El gobierno de Haití anunció el sábado la implementación de un estado de emergencia de tres meses en la región central del país, ante el alarmante aumento de la violencia ejercida por grupos armados.
La medida, que entrará en vigor de inmediato, abarca los departamentos de Oeste, Artibonito y Centro, con el objetivo de reforzar la lucha contra la inseguridad y responder a la crisis agrícola y alimentaria que golpea a la zona.
Esta región, considerada el principal granero arrocero de Haití, se ha convertido en un blanco recurrente de las pandillas, que han intensificado sus ataques en los últimos años. Según reportes, los grupos criminales han asesinado a agricultores, forzado el abandono de tierras y arrasado comunidades enteras, agravando la ya frágil situación económica y social.
La Oficina de Derechos Humanos de la ONU reveló cifras estremecedoras: entre octubre de 2024 y finales de junio de 2025, más de 1,000 personas fueron asesinadas, más de 200 resultaron heridas y 620 fueron secuestradas en Artibonito, Centro y áreas circundantes. La violencia también ha provocado el desplazamiento de más de 239,000 personas, muchas de las cuales han tenido que huir precipitadamente, cruzando a pie o incluso nadando el principal río del país en busca de refugio.
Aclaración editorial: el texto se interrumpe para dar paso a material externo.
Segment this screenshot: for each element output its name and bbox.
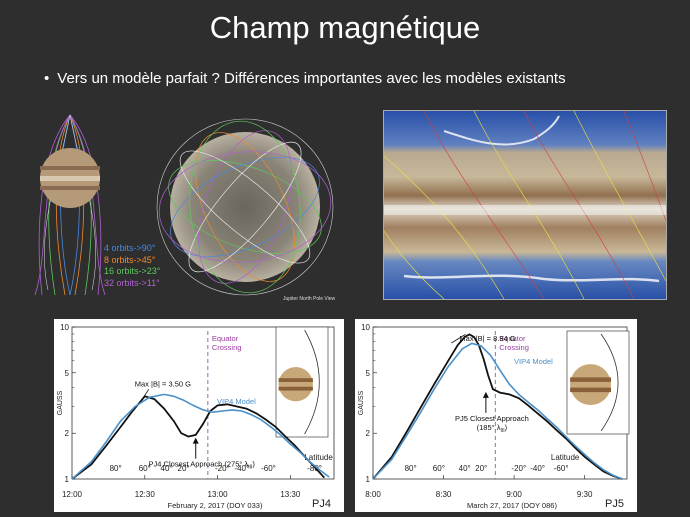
orbit-legend: 4 orbits->90° 8 orbits->45° 16 orbits->2… [104, 243, 160, 289]
x-tick-label: 12:00 [62, 490, 83, 499]
latitude-tick-label: -40° [234, 464, 249, 473]
x-tick-label: 9:00 [506, 490, 522, 499]
latitude-tick-label: 20° [475, 464, 487, 473]
max-arrow [451, 334, 466, 344]
latitude-tick-label: -40° [530, 464, 545, 473]
orbit-legend-item: 4 orbits->90° [104, 243, 156, 253]
inset-jupiter-band [570, 387, 612, 393]
x-tick-label: 13:00 [208, 490, 229, 499]
x-axis-label: March 27, 2017 (DOY 086) [467, 501, 557, 510]
latitude-title: Latitude [551, 453, 580, 462]
inset-trajectory [304, 329, 320, 435]
closest-approach-label: PJ5 Closest Approach [455, 414, 529, 423]
x-tick-label: 13:30 [280, 490, 301, 499]
x-tick-label: 8:30 [436, 490, 452, 499]
panel-label: PJ4 [312, 498, 331, 510]
series-name-label: VIP4 Model [217, 397, 256, 406]
bullet-dot-icon: • [44, 70, 50, 87]
inset-jupiter-band [278, 378, 313, 382]
chart-pj5-plot: 1 2 5 10 GAUSS 8:00 8:30 9:00 9:30 March 27, 2017… [358, 323, 630, 510]
chart-pj5: 1 2 5 10 GAUSS 8:00 8:30 9:00 9:30 March 27, 2017… [355, 319, 637, 512]
max-field-label: Max |B| = 8.94 G [459, 334, 515, 343]
inset-jupiter-icon [570, 364, 612, 406]
inset-jupiter-band [278, 386, 313, 391]
equator-label: Equator [499, 334, 526, 343]
x-tick-label: 9:30 [577, 490, 593, 499]
y-tick-label: 1 [65, 475, 70, 484]
orbit-legend-item: 16 orbits->23° [104, 266, 161, 276]
max-field-label: Max |B| = 3.50 G [135, 379, 191, 388]
measured-series-line [71, 395, 325, 480]
y-tick-label: 10 [361, 323, 370, 332]
latitude-tick-label: 80° [405, 464, 417, 473]
closest-approach-label: PJ4 Closest Approach (275° λIII) [149, 460, 256, 471]
y-tick-label: 2 [65, 429, 70, 438]
approach-arrowhead-icon [192, 437, 199, 444]
latitude-tick-label: -20° [215, 464, 230, 473]
max-arrow [142, 389, 150, 399]
closest-approach-label-2: (185° λIII) [477, 423, 508, 434]
y-axis-label: GAUSS [358, 390, 365, 415]
chart-pj4-plot: 1 2 5 10 GAUSS 12:00 12:30 13:00 13:30 February 2… [57, 323, 335, 510]
north-pole-view-image [156, 118, 334, 296]
bullet-text: Vers un modèle parfait ? Différences imp… [57, 70, 566, 87]
latitude-tick-label: -60° [554, 464, 569, 473]
x-tick-label: 12:30 [135, 490, 156, 499]
latitude-tick-label: -60° [261, 464, 276, 473]
model-series-line [372, 342, 623, 480]
x-axis-label: February 2, 2017 (DOY 033) [168, 501, 263, 510]
orbit-legend-item: 32 orbits->11° [104, 277, 160, 288]
series-name-label: VIP4 Model [514, 357, 553, 366]
equator-label: Crossing [499, 343, 529, 352]
measured-series-line [372, 333, 623, 480]
latitude-tick-label: 60° [139, 464, 151, 473]
latitude-tick-label: 20° [178, 464, 190, 473]
y-tick-label: 5 [366, 369, 371, 378]
equator-label: Crossing [212, 343, 242, 352]
y-tick-label: 1 [366, 475, 371, 484]
inset-trajectory [600, 333, 619, 432]
plot-frame [71, 326, 335, 480]
jupiter-map-image [383, 110, 667, 300]
latitude-tick-label: -80° [307, 464, 322, 473]
x-tick-label: 8:00 [365, 490, 381, 499]
pole-view-caption: Jupiter North Pole View [283, 296, 336, 302]
equator-label: Equator [212, 334, 239, 343]
latitude-tick-label: 60° [433, 464, 445, 473]
latitude-tick-label: 80° [110, 464, 122, 473]
latitude-tick-label: 40° [161, 464, 173, 473]
inset-jupiter-band [570, 377, 612, 382]
model-series-line [71, 393, 330, 480]
latitude-tick-label: 40° [459, 464, 471, 473]
y-tick-label: 5 [65, 369, 70, 378]
chart-pj4: 1 2 5 10 GAUSS 12:00 12:30 13:00 13:30 February 2… [54, 319, 344, 512]
y-tick-label: 10 [60, 323, 69, 332]
orbit-side-view-image [30, 110, 110, 300]
y-axis-label: GAUSS [57, 390, 64, 415]
bullet-point: • Vers un modèle parfait ? Différences im… [44, 70, 566, 87]
y-tick-label: 2 [366, 429, 371, 438]
approach-arrowhead-icon [482, 391, 489, 398]
latitude-title: Latitude [304, 453, 333, 462]
orbit-legend-item: 8 orbits->45° [104, 254, 156, 265]
latitude-tick-label: -20° [511, 464, 526, 473]
inset-jupiter-icon [278, 367, 313, 402]
slide-title: Champ magnétique [209, 10, 481, 45]
panel-label: PJ5 [605, 498, 624, 510]
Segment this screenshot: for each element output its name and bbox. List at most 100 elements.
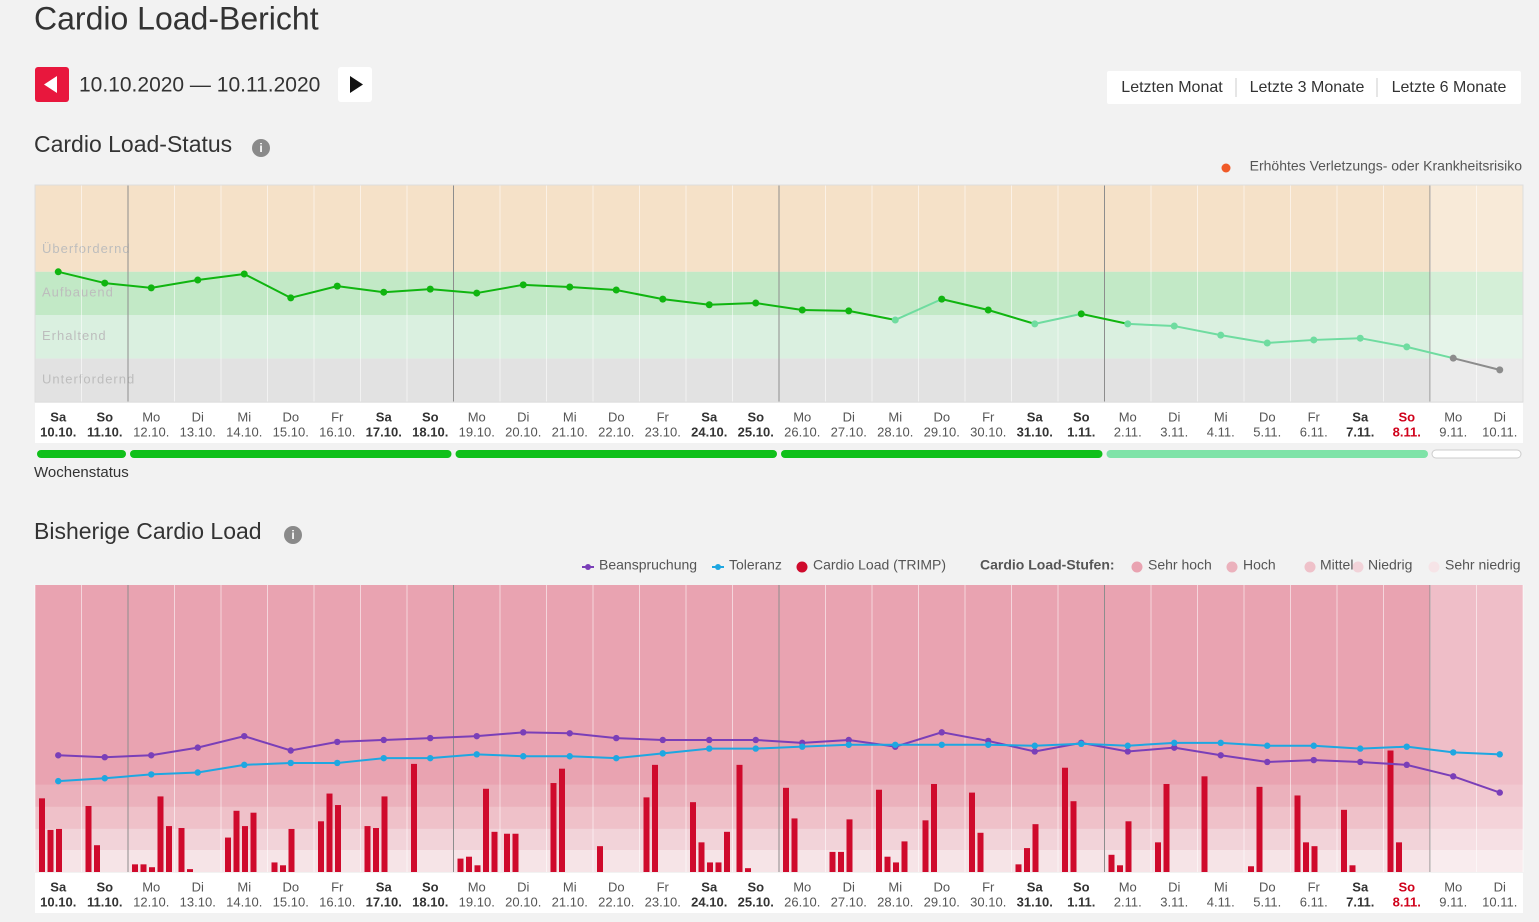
status-segment <box>1034 312 1082 325</box>
weekday-label: Sa <box>50 879 67 894</box>
series-point <box>1496 751 1503 758</box>
weekday-label: Fr <box>1308 409 1321 424</box>
date-label: 28.10. <box>877 894 913 909</box>
series-point <box>1217 739 1224 747</box>
load-bar <box>140 864 147 872</box>
date-label: 30.10. <box>970 894 1006 909</box>
date-label: 11.10. <box>87 894 122 909</box>
weekday-label: So <box>1398 409 1415 424</box>
legend-marker <box>585 564 591 570</box>
legend-label: Sehr hoch <box>1148 557 1212 573</box>
status-segment <box>569 285 617 292</box>
status-point <box>380 288 388 296</box>
chart-frame <box>34 184 1524 403</box>
load-bar <box>466 856 472 872</box>
status-point <box>891 316 899 324</box>
info-icon[interactable] <box>252 139 270 157</box>
status-point <box>659 295 667 303</box>
zone-label: Überfordernd <box>42 241 131 256</box>
status-segment <box>894 298 943 321</box>
status-point <box>566 283 574 291</box>
load-bar <box>1349 865 1356 872</box>
status-point <box>473 289 481 297</box>
status-segment <box>197 272 245 282</box>
status-point <box>1310 336 1318 344</box>
legend-marker <box>1304 561 1316 573</box>
range-option[interactable]: Letzte 3 Monate <box>1250 79 1365 96</box>
series-point <box>148 771 155 778</box>
range-option[interactable]: Letzten Monat <box>1121 79 1223 96</box>
weekday-label: Do <box>933 879 950 894</box>
date-label: 19.10. <box>459 894 495 909</box>
series-point <box>659 736 666 744</box>
load-bar <box>1117 865 1123 872</box>
weekday-label: Di <box>843 409 855 424</box>
status-segment <box>1360 337 1407 348</box>
date-label: 23.10. <box>645 894 681 909</box>
load-bar <box>559 768 565 872</box>
date-label: 15.10. <box>273 894 309 909</box>
series-point <box>148 752 155 759</box>
weekday-label: Mo <box>793 409 811 424</box>
date-label: 20.10. <box>505 894 541 909</box>
load-bar <box>1294 795 1301 872</box>
status-point <box>612 286 620 294</box>
status-segment <box>1453 357 1500 371</box>
weekday-label: So <box>422 409 439 424</box>
weekday-label: Mi <box>888 409 902 424</box>
status-segment <box>58 270 105 285</box>
week-status-bar <box>455 450 777 458</box>
status-point <box>1403 343 1411 351</box>
date-label: 9.11. <box>1439 894 1467 909</box>
series-point <box>194 769 201 776</box>
weekday-label: Mo <box>1444 409 1462 424</box>
series-point <box>566 753 573 760</box>
status-segment <box>290 285 338 299</box>
week-status-bar <box>37 450 126 458</box>
load-bar <box>1387 750 1394 872</box>
date-label: 21.10. <box>552 424 588 439</box>
series-point <box>1310 756 1317 764</box>
load-bar <box>1396 842 1402 872</box>
series-point <box>1124 748 1131 755</box>
series-point <box>101 754 108 761</box>
status-point <box>705 301 713 309</box>
load-bar <box>411 763 417 872</box>
status-point <box>1124 320 1132 328</box>
date-label: 12.10. <box>133 894 169 909</box>
status-point <box>1170 322 1178 330</box>
date-label: 31.10. <box>1017 424 1053 439</box>
series-point <box>194 744 201 751</box>
series-point <box>287 747 294 754</box>
status-point <box>1217 331 1225 339</box>
series-point <box>845 741 852 748</box>
status-segment <box>709 302 756 306</box>
note-dot <box>1221 163 1231 173</box>
date-label: 30.10. <box>970 424 1006 439</box>
series-point <box>380 736 387 744</box>
series-point <box>1264 742 1271 749</box>
weekday-label: Mo <box>793 879 811 894</box>
date-label: 13.10. <box>180 424 216 439</box>
weekday-label: Sa <box>376 409 393 424</box>
weekday-label: Di <box>1168 879 1180 894</box>
levels-title: Cardio Load-Stufen: <box>980 557 1115 573</box>
date-label: 10.10. <box>40 424 76 439</box>
range-option[interactable]: Letzte 6 Monate <box>1392 79 1507 96</box>
load-bar <box>491 831 498 872</box>
load-bar <box>1201 776 1208 872</box>
load-bar <box>745 868 751 872</box>
weekday-label: Do <box>1259 409 1276 424</box>
date-label: 11.10. <box>87 424 122 439</box>
series-point <box>1450 749 1457 756</box>
week-status-bar <box>1106 450 1428 458</box>
load-bar <box>783 787 789 872</box>
date-label: 24.10. <box>691 424 727 439</box>
load-bar <box>132 864 138 872</box>
date-label: 10.10. <box>40 894 76 909</box>
load-bar <box>149 867 155 872</box>
info-icon[interactable] <box>284 526 302 544</box>
weekday-label: Sa <box>376 879 393 894</box>
weekday-label: Mi <box>563 409 577 424</box>
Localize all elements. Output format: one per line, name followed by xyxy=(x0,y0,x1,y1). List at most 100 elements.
En un intento de mejorar la capacidad de respuesta de las fuerzas de seguridad, el gobierno destituyó al director general de la Policía Nacional, Normil Rameau, duramente criticado por su incapacidad para contener el avance de las pandillas, que actualmente controlan hasta el 90 % de Puerto Príncipe. Su lugar será ocupado por André Jonas Vladimir Paraison, designado como director general interino. Paraison, quien fue jefe de seguridad del Palacio Nacional, estaba de servicio la noche del asesinato del expresidente Jovenel Moïse en julio de 2021.
Estos cambios en la cúpula policial coinciden con la llegada de Laurent Saint-Cyr, empresario de alto perfil, a la presidencia del Consejo Presidencial de Transición, organismo encargado de organizar las elecciones previstas para febrero de 2026.
La declaración del estado de emergencia refleja la gravedad de una crisis en la que la violencia armada, el colapso institucional y la inseguridad alimentaria amenazan con sumir aún más a Haití en una espiral de inestabilidad y desplazamientos forzados.